When all is said and done, a share of stock is nothing more than a partial ownership stake in a company. That stock gets its value based on the company’s performance and prospects over time.

If the stock price falls during a bear market, ask yourself why it is falling. It could be because the company’s future has soured or because the market is just scared. If the company’s prospects still look good, but the stock price is weak, you may have a legitimate bargain on your hands. Using a valuation technique like the discounted cash flow model to find those bargains can help you outperform.

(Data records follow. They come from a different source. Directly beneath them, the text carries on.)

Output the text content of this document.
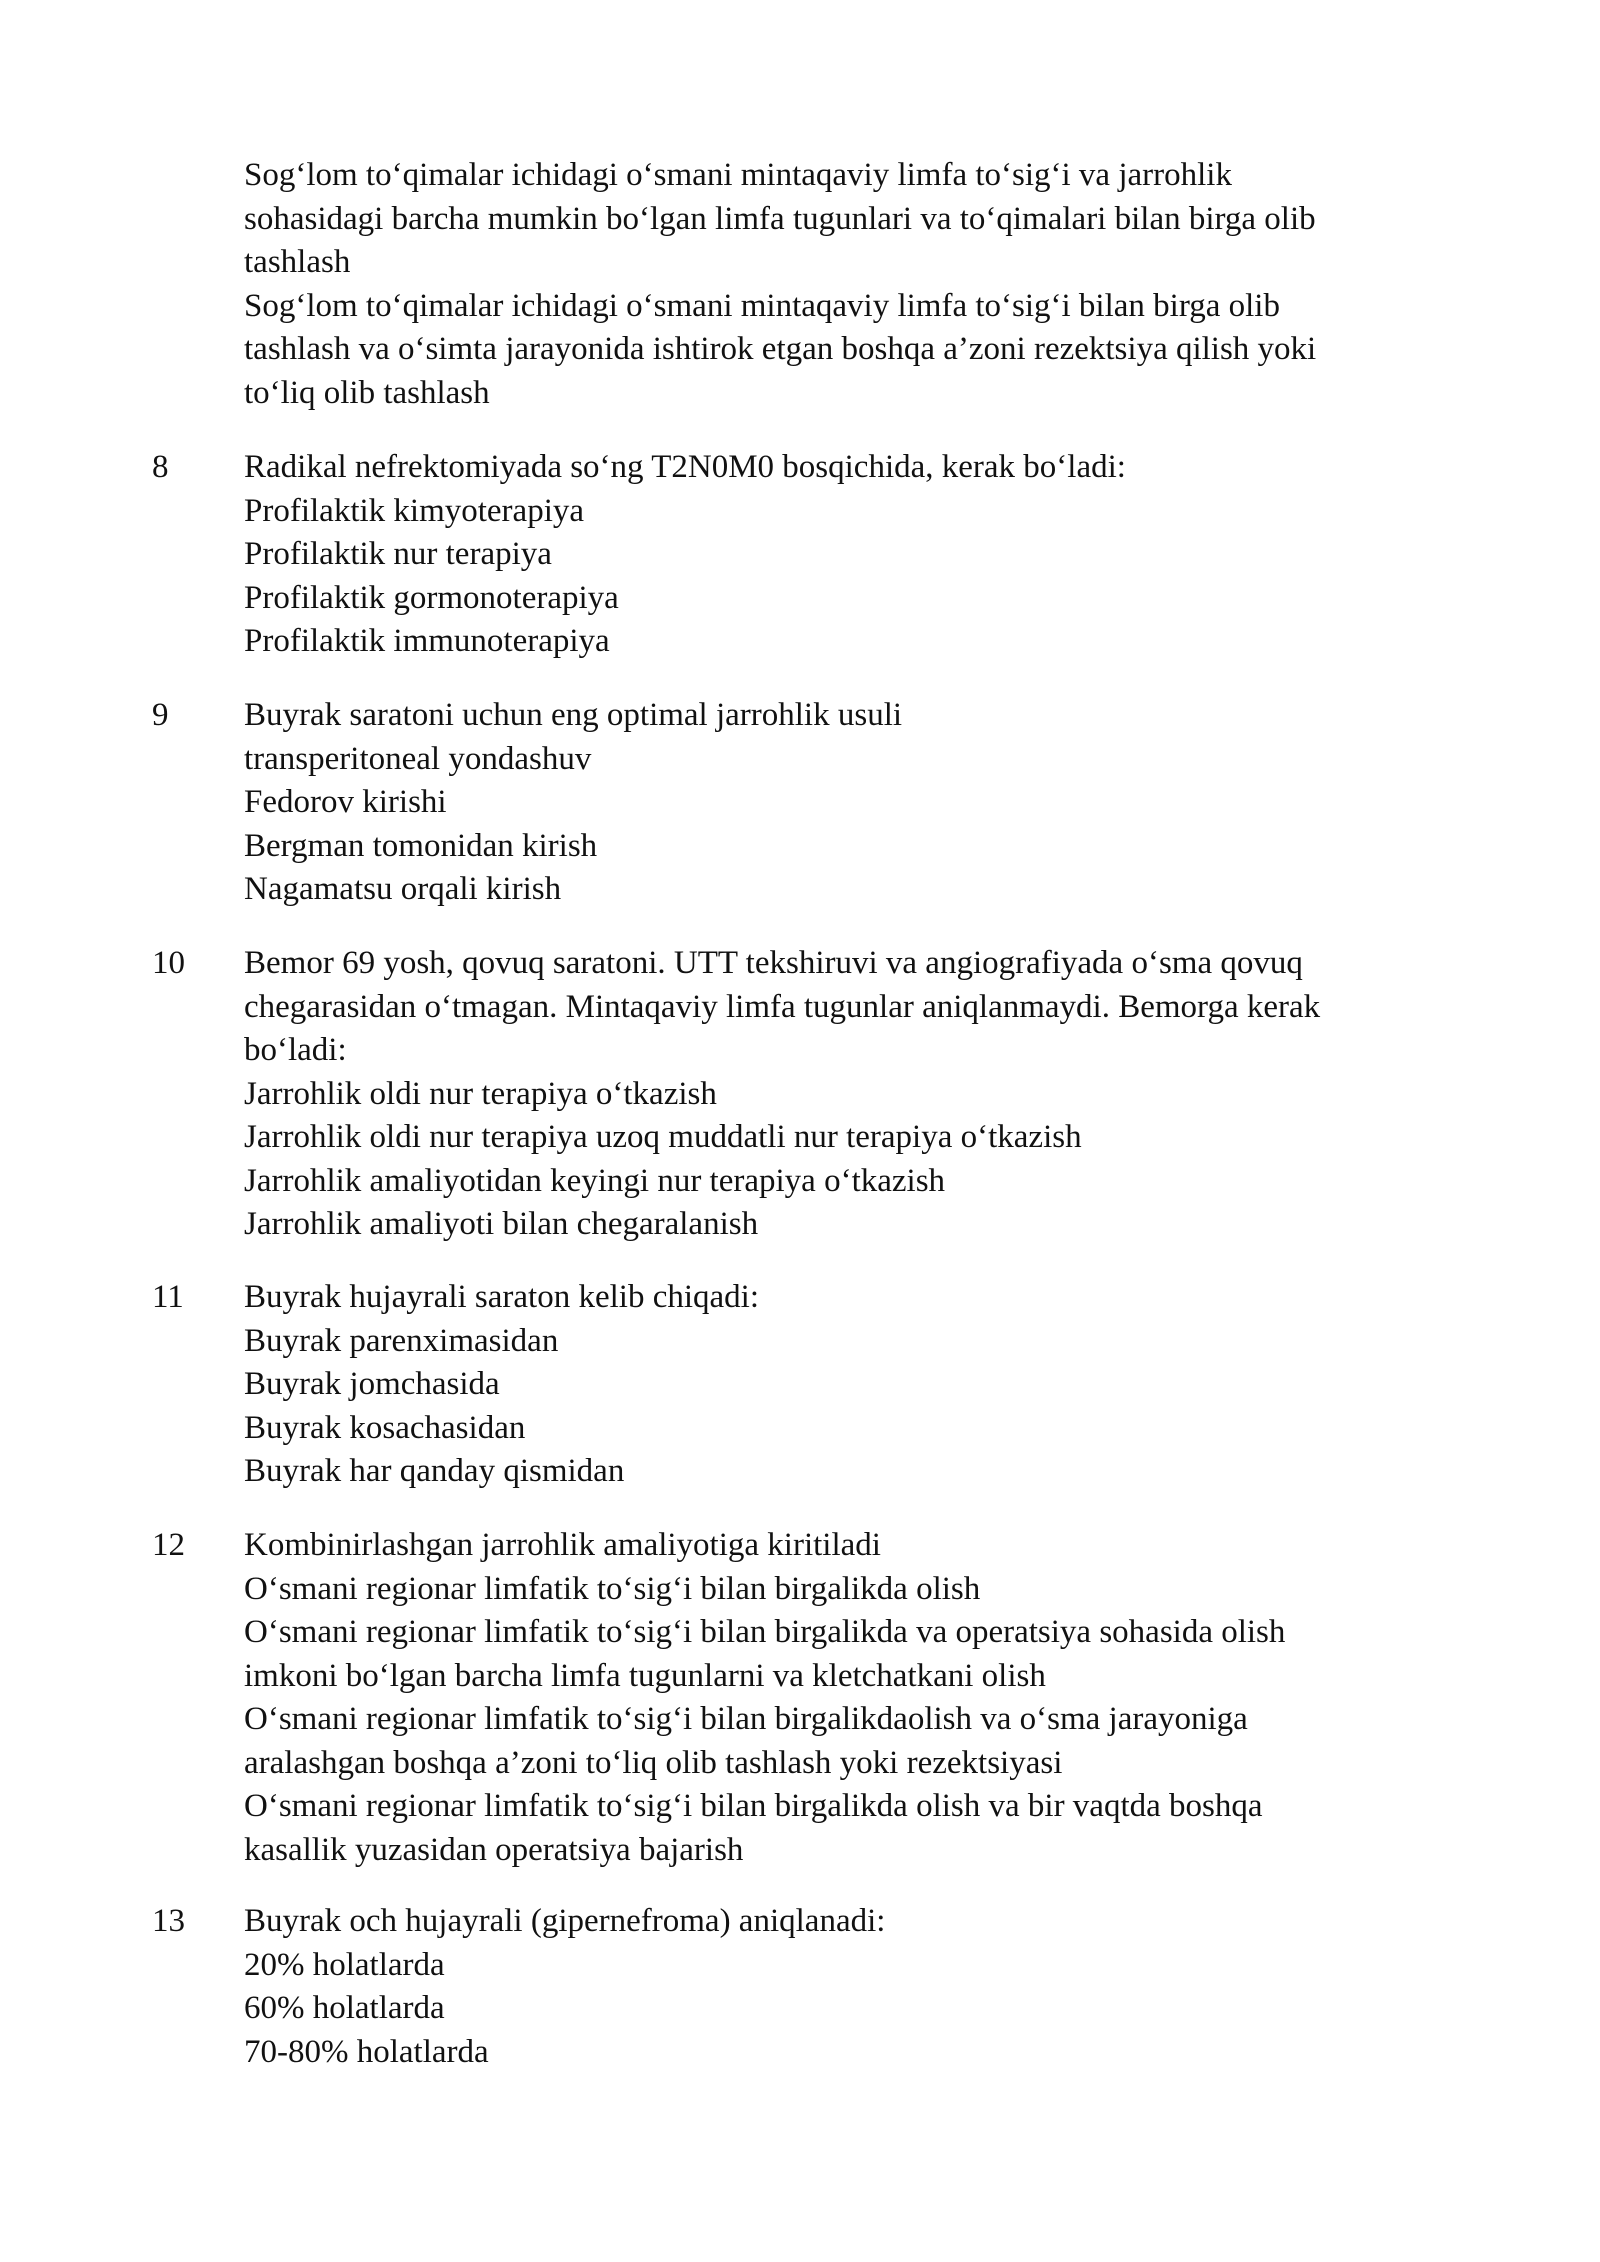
Sog‘lom to‘qimalar ichidagi o‘smani mintaqaviy limfa to‘sig‘i va jarrohlik
sohasidagi barcha mumkin bo‘lgan limfa tugunlari va to‘qimalari bilan birga olib
tashlash
Sog‘lom to‘qimalar ichidagi o‘smani mintaqaviy limfa to‘sig‘i bilan birga olib
tashlash va o‘simta jarayonida ishtirok etgan boshqa a’zoni rezektsiya qilish yoki
to‘liq olib tashlash
8	Radikal nefrektomiyada so‘ng T2N0M0 bosqichida, kerak bo‘ladi:
Profilaktik kimyoterapiya
Profilaktik nur terapiya
Profilaktik gormonoterapiya
Profilaktik immunoterapiya
9	Buyrak saratoni uchun eng optimal jarrohlik usuli
transperitoneal yondashuv
Fedorov kirishi
Bergman tomonidan kirish
Nagamatsu orqali kirish
10	Bemor 69 yosh, qovuq saratoni. UTT tekshiruvi va angiografiyada o‘sma qovuq
chegarasidan o‘tmagan. Mintaqaviy limfa tugunlar aniqlanmaydi. Bemorga kerak
bo‘ladi:
Jarrohlik oldi nur terapiya o‘tkazish
Jarrohlik oldi nur terapiya uzoq muddatli nur terapiya o‘tkazish
Jarrohlik amaliyotidan keyingi nur terapiya o‘tkazish
Jarrohlik amaliyoti bilan chegaralanish
11	Buyrak hujayrali saraton kelib chiqadi:
Buyrak parenximasidan
Buyrak jomchasida
Buyrak kosachasidan
Buyrak har qanday qismidan
12	Kombinirlashgan jarrohlik amaliyotiga kiritiladi
O‘smani regionar limfatik to‘sig‘i bilan birgalikda olish
O‘smani regionar limfatik to‘sig‘i bilan birgalikda va operatsiya sohasida olish
imkoni bo‘lgan barcha limfa tugunlarni va kletchatkani olish
O‘smani regionar limfatik to‘sig‘i bilan birgalikdaolish va o‘sma jarayoniga
aralashgan boshqa a’zoni to‘liq olib tashlash yoki rezektsiyasi
O‘smani regionar limfatik to‘sig‘i bilan birgalikda olish va bir vaqtda boshqa
kasallik yuzasidan operatsiya bajarish
13	Buyrak och hujayrali (gipernefroma) aniqlanadi:
20% holatlarda
60% holatlarda
70-80% holatlarda
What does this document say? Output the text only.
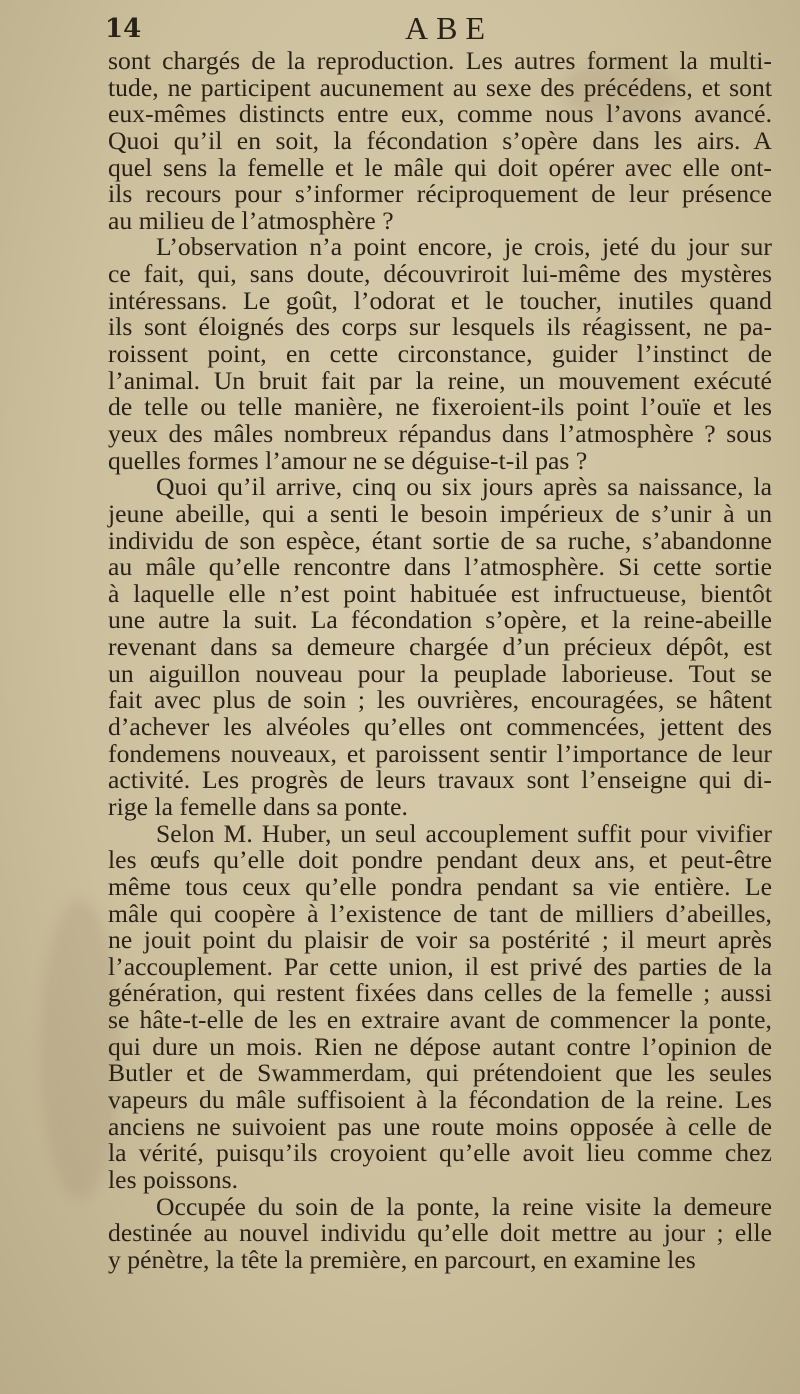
14	ABE
sont chargés de la reproduction. Les autres forment la multi-
tude, ne participent aucunement au sexe des précédens, et sont
eux-mêmes distincts entre eux, comme nous l’avons avancé.
Quoi qu’il en soit, la fécondation s’opère dans les airs. A
quel sens la femelle et le mâle qui doit opérer avec elle ont-
ils recours pour s’informer réciproquement de leur présence
au milieu de l’atmosphère ?
L’observation n’a point encore, je crois, jeté du jour sur
ce fait, qui, sans doute, découvriroit lui-même des mystères
intéressans. Le goût, l’odorat et le toucher, inutiles quand
ils sont éloignés des corps sur lesquels ils réagissent, ne pa-
roissent point, en cette circonstance, guider l’instinct de
l’animal. Un bruit fait par la reine, un mouvement exécuté
de telle ou telle manière, ne fixeroient-ils point l’ouïe et les
yeux des mâles nombreux répandus dans l’atmosphère ? sous
quelles formes l’amour ne se déguise-t-il pas ?
Quoi qu’il arrive, cinq ou six jours après sa naissance, la
jeune abeille, qui a senti le besoin impérieux de s’unir à un
individu de son espèce, étant sortie de sa ruche, s’abandonne
au mâle qu’elle rencontre dans l’atmosphère. Si cette sortie
à laquelle elle n’est point habituée est infructueuse, bientôt
une autre la suit. La fécondation s’opère, et la reine-abeille
revenant dans sa demeure chargée d’un précieux dépôt, est
un aiguillon nouveau pour la peuplade laborieuse. Tout se
fait avec plus de soin ; les ouvrières, encouragées, se hâtent
d’achever les alvéoles qu’elles ont commencées, jettent des
fondemens nouveaux, et paroissent sentir l’importance de leur
activité. Les progrès de leurs travaux sont l’enseigne qui di-
rige la femelle dans sa ponte.
Selon M. Huber, un seul accouplement suffit pour vivifier
les œufs qu’elle doit pondre pendant deux ans, et peut-être
même tous ceux qu’elle pondra pendant sa vie entière. Le
mâle qui coopère à l’existence de tant de milliers d’abeilles,
ne jouit point du plaisir de voir sa postérité ; il meurt après
l’accouplement. Par cette union, il est privé des parties de la
génération, qui restent fixées dans celles de la femelle ; aussi
se hâte-t-elle de les en extraire avant de commencer la ponte,
qui dure un mois. Rien ne dépose autant contre l’opinion de
Butler et de Swammerdam, qui prétendoient que les seules
vapeurs du mâle suffisoient à la fécondation de la reine. Les
anciens ne suivoient pas une route moins opposée à celle de
la vérité, puisqu’ils croyoient qu’elle avoit lieu comme chez
les poissons.
Occupée du soin de la ponte, la reine visite la demeure
destinée au nouvel individu qu’elle doit mettre au jour ; elle
y pénètre, la tête la première, en parcourt, en examine les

In that case, a bear market could be a good time to pick up more shares of a great company at a low price. That shift in perspective to focus on the company rather than the stock can go a long way toward calming your nerves and making smarter long-term decisions.

Finally: realize that no one gets it right every time

While investing can be a great way to build wealth over time, no investor gets it perfect, not even Warren Buffett. You will make mistakes. Moreover, even if your process is good, sometimes the prospects of companies will suddenly sour.

That is why it is important to have a diversified approach to your investments. Diversification will not prevent bad things from happening to your portfolio. What it can do is lessen the impact stumbling a single company has on your overall portfolio. That’s an important part of staying invested during a bear market and giving yourself the best chance of appearing in a better spot on the other side of the market.

Mix it together with a long-term focus to beat the bear

When you combine a solid personal financial foundation with a value-based investment approach and a healthy respect for diversification, you have a powerful toolkit for beating a bear market. Keep in mind that it will probably take some time for the market to come to its senses, so have the patience to let your stock do their thing.

In the long run, a company’s market price should respond to its fundamental business strength, not just market sentiment. With the patience to let that process go, you can eventually leave that bear market behind.

By making today when you put these pieces together, you have a great toolkit ready to get on top of a bear market. The sooner you start, the sooner you can actually fight back. So start harnessing the power of your inner bear hunter now.

Chuck Saletta has no position in any of the listed stocks. The Motley Fool has no position in any of the listed stocks. The Motley Fool has a disclosure policy.